Friday, March 30, 2012

Much Ado About Nothing

It was that time of the month again and Mrs. S hobbled feebly into my office. She was 95 years old and we had been through alot together: three hospitalizations, a heart attack, congestive heart failure, atrial fibrilation, spinal stenosis, and pneumonia. Yet, she looked remarkably good for her 95 years. She lived alone in a three story house and somehow managed. Her husband died over 30 years ago and she had no children or other living family. She was alone.

While Mrs. S fought a brave fight, she now was being challenged by a disease that I knew I couldn’t fix. She was going blind. As her vision worsened, her ability to take care of herself faltered. We had long talks about this. It troubled me, as a physician, because I knew there was no recourse. She had gone to 6 different ophthalmologists in the last 6 months and all said the same thing.

I reviewed my notes on Mrs. S. My assessment and plan looked something like this:
1)cad/chf: stable on current lasix dose, chest pain free
2)atrial fibrillation: INR stable, re check in one month
3)spinal stenosis: stable
4)visual loss: follow up with ophthalmology

I was tortured by how little I could do for her. As I said goodbye, I suggested that she didn't need to return for 3 months, her medical issues were stable. She gave a weak smile.

How about next month?


*

As a new medical student I experienced my first care giver relationship. I volunteered for hospice and was given the name of an elderly gentleman dying of prostate cancer. His condo was close to mine, and I would walk over once a week to spend time with him. I did little things like cleaned around the house or occasionally wound run to the grocery store. Often, we would pass the hours just talking.

I call this my first care giver experience although many would argue that I wasn’t really delivering any medical care. I, in fact believe, that it is the exact opposite. As a first year medical student, I didn’t know much about medicine. It was before my mind was clouded by diagnosis and symptoms, drugs and pathophysiology. My lack of medical knowledge allowed me to get to the core of what this gentleman needed: An attentive listener, someone to say they were sorry for his condition, someone to be there.

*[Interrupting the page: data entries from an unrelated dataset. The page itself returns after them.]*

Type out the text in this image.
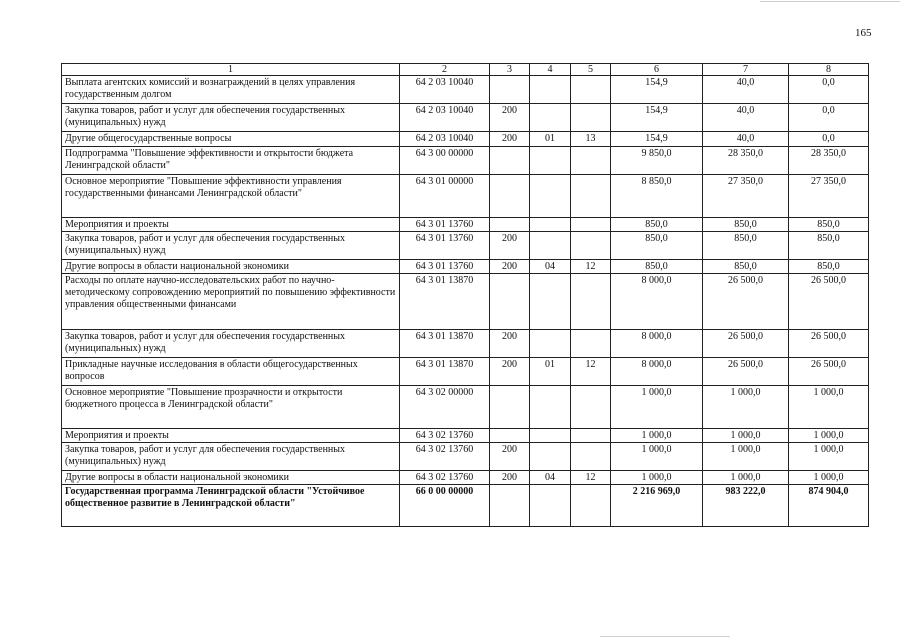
165
1	2	3	4	5	6	7	8
Выплата агентских комиссий и вознаграждений в целях управления государственным долгом	64 2 03 10040				154,9	40,0	0,0
Закупка товаров, работ и услуг для обеспечения государственных (муниципальных) нужд	64 2 03 10040	200			154,9	40,0	0,0
Другие общегосударственные вопросы	64 2 03 10040	200	01	13	154,9	40,0	0,0
Подпрограмма "Повышение эффективности и открытости бюджета Ленинградской области"	64 3 00 00000				9 850,0	28 350,0	28 350,0
Основное мероприятие "Повышение эффективности управления государственными финансами Ленинградской области"	64 3 01 00000				8 850,0	27 350,0	27 350,0
Мероприятия и проекты	64 3 01 13760				850,0	850,0	850,0
Закупка товаров, работ и услуг для обеспечения государственных (муниципальных) нужд	64 3 01 13760	200			850,0	850,0	850,0
Другие вопросы в области национальной экономики	64 3 01 13760	200	04	12	850,0	850,0	850,0
Расходы по оплате научно-исследовательских работ по научно-методическому сопровождению мероприятий по повышению эффективности управления общественными финансами	64 3 01 13870				8 000,0	26 500,0	26 500,0
Закупка товаров, работ и услуг для обеспечения государственных (муниципальных) нужд	64 3 01 13870	200			8 000,0	26 500,0	26 500,0
Прикладные научные исследования в области общегосударственных вопросов	64 3 01 13870	200	01	12	8 000,0	26 500,0	26 500,0
Основное мероприятие "Повышение прозрачности и открытости бюджетного процесса в Ленинградской области"	64 3 02 00000				1 000,0	1 000,0	1 000,0
Мероприятия и проекты	64 3 02 13760				1 000,0	1 000,0	1 000,0
Закупка товаров, работ и услуг для обеспечения государственных (муниципальных) нужд	64 3 02 13760	200			1 000,0	1 000,0	1 000,0
Другие вопросы в области национальной экономики	64 3 02 13760	200	04	12	1 000,0	1 000,0	1 000,0
Государственная программа Ленинградской области "Устойчивое общественное развитие в Ленинградской области"	66 0 00 00000				2 216 969,0	983 222,0	874 904,0
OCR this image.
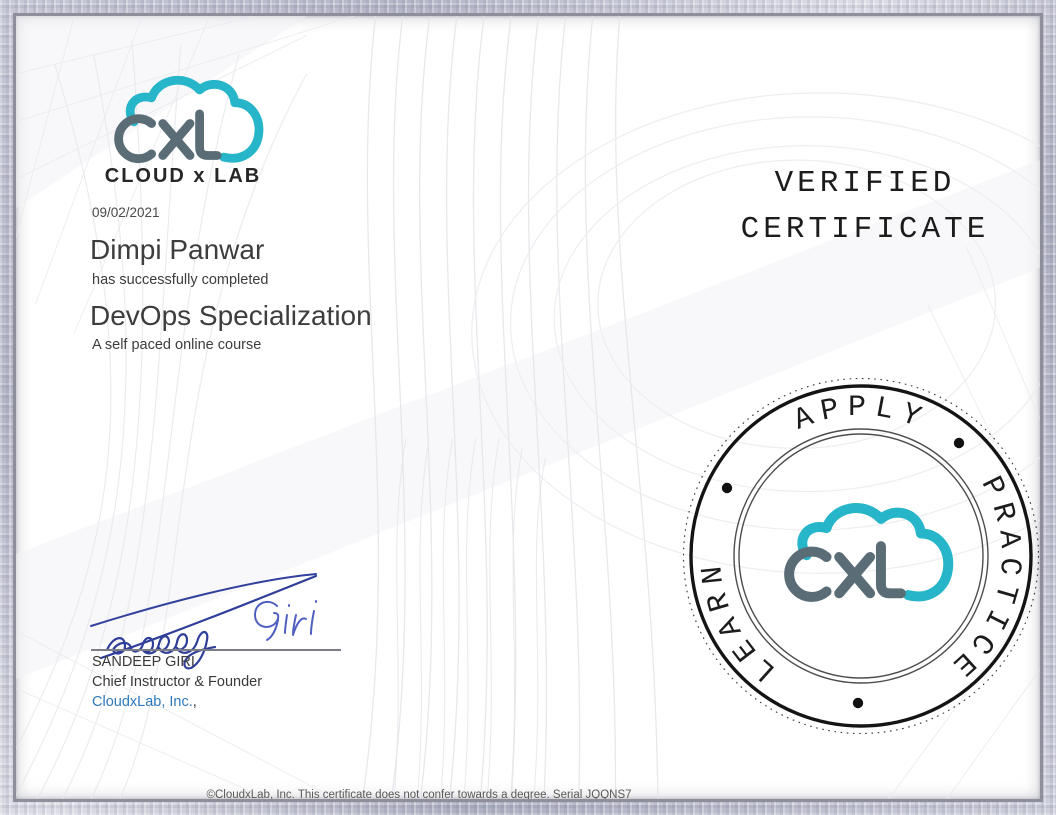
CLOUD x LAB
09/02/2021
Dimpi Panwar
has successfully completed
DevOps Specialization
A self paced online course
VERIFIED
CERTIFICATE
APPLY
PRACTICE
LEARN
SANDEEP GIRI
Chief Instructor & Founder
CloudxLab, Inc.,
©CloudxLab, Inc. This certificate does not confer towards a degree. Serial JQQNS7
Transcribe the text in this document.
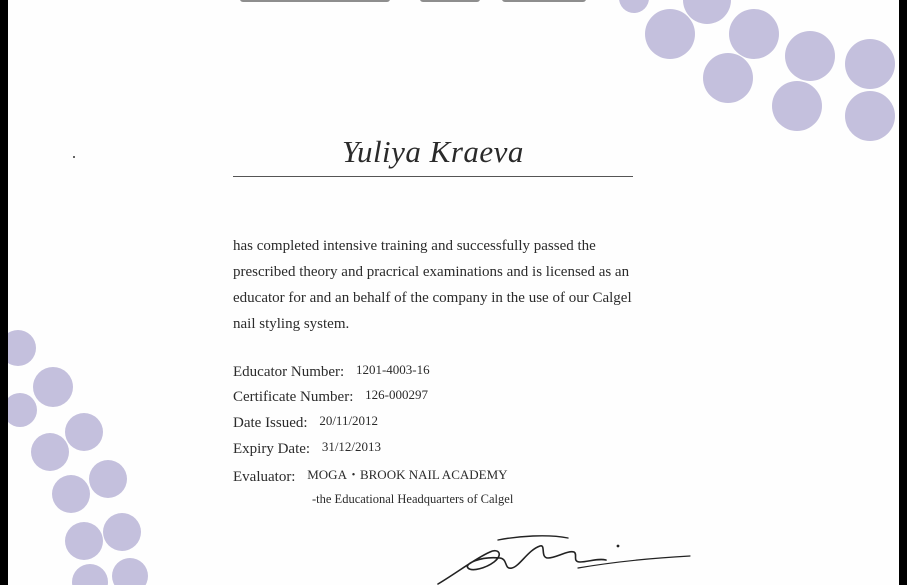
Yuliya Kraeva
has completed intensive training and successfully passed the
prescribed theory and pracrical examinations and is licensed as an
educator for and an behalf of the company in the use of our Calgel
nail styling system.
Educator Number: 1201-4003-16
Certificate Number: 126-000297
Date Issued: 20/11/2012
Expiry Date: 31/12/2013
Evaluator: MOGA・BROOK NAIL ACADEMY
-the Educational Headquarters of Calgel
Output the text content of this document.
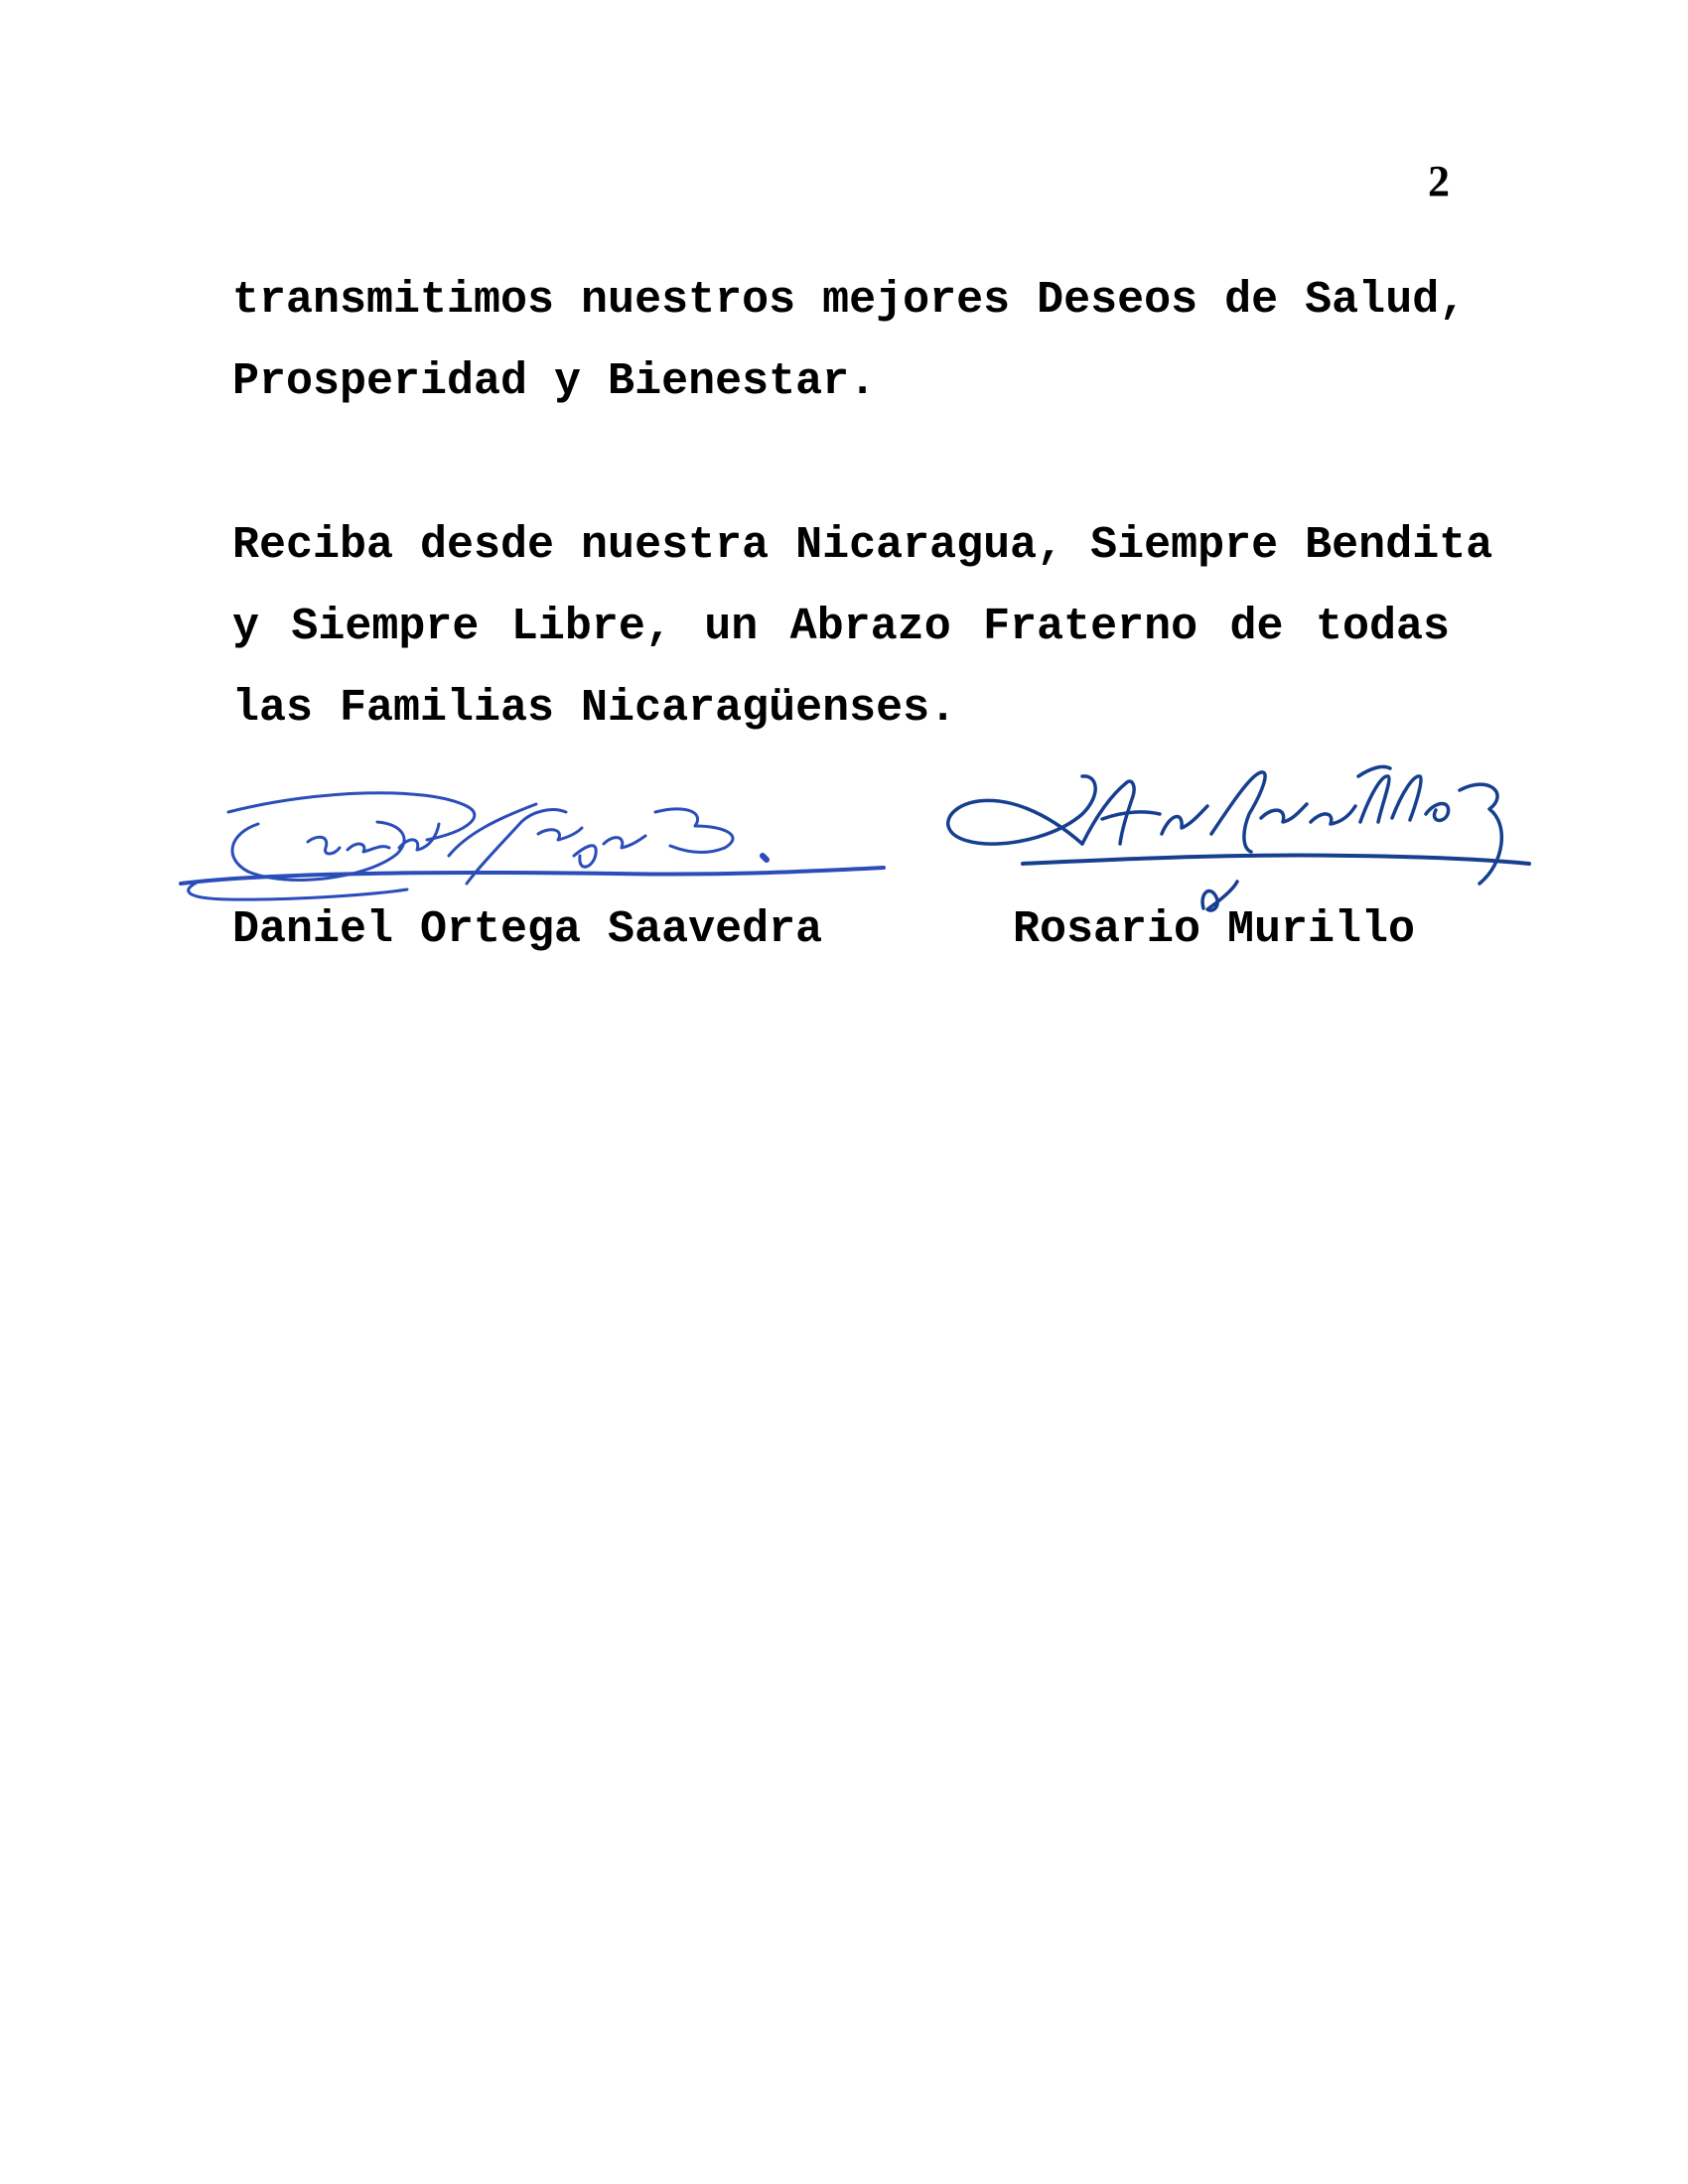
2
transmitimos nuestros mejores Deseos de Salud,
Prosperidad y Bienestar.
Reciba desde nuestra Nicaragua, Siempre Bendita
y Siempre Libre, un Abrazo Fraterno de todas
las Familias Nicaragüenses.
Daniel Ortega Saavedra	Rosario Murillo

As I moved along in my medical education I forgot the art of “just being there”. As a resident and young attending, I was always too busy making diagnosis, prescribing medications, and planning the next step. But every now and then I would get caught in a situation where I no longer had anything left to do. Where all the appropriate actions had been taken and yet the patient still wasn’t getting better. These situations used to bother me. As I get older they do so much less.

As with my hospice patient I knew there was very little I could do for Mrs. S. She would eventually lose her sight completely. But I started to go back to my premedical way of thinking and take a more optimistic look. I could continue to be there for Mrs. S. I could hold her hand and say I'm sorry that she is going through this. I could keep my door open and let her know that no matter what happens, I would support her. I would be in her corner if she needed a hand.
I know, sounds like alot of nothing. But sometimes “doing nothing” is some of the best medical care I give!

1 comment:

Maggie said...

So often 'doing nothing' is best. Around our place we sometimes tell each other, "Don't just DO something; STAND there ... and wait to see what if anything needs doing."

For this patient, though, there might be something to do. (or maybe I'm being impertinent -- if so, I'm sorry in advance). I understand the VA's health center in West Haven, CT, offers a number of work-arounds and supports for people who are losing their sight ... and you don't have to be a Vet to use their services!

Maybe you already knew about this, and maybe you've made the referral. But since Jane Brody's article (Dec 2010, I think) mentioned that the patient's eye specialist had no idea. ... maybe crowdsourcing could help.

I so appreciate what you write, and the care you take of your patients.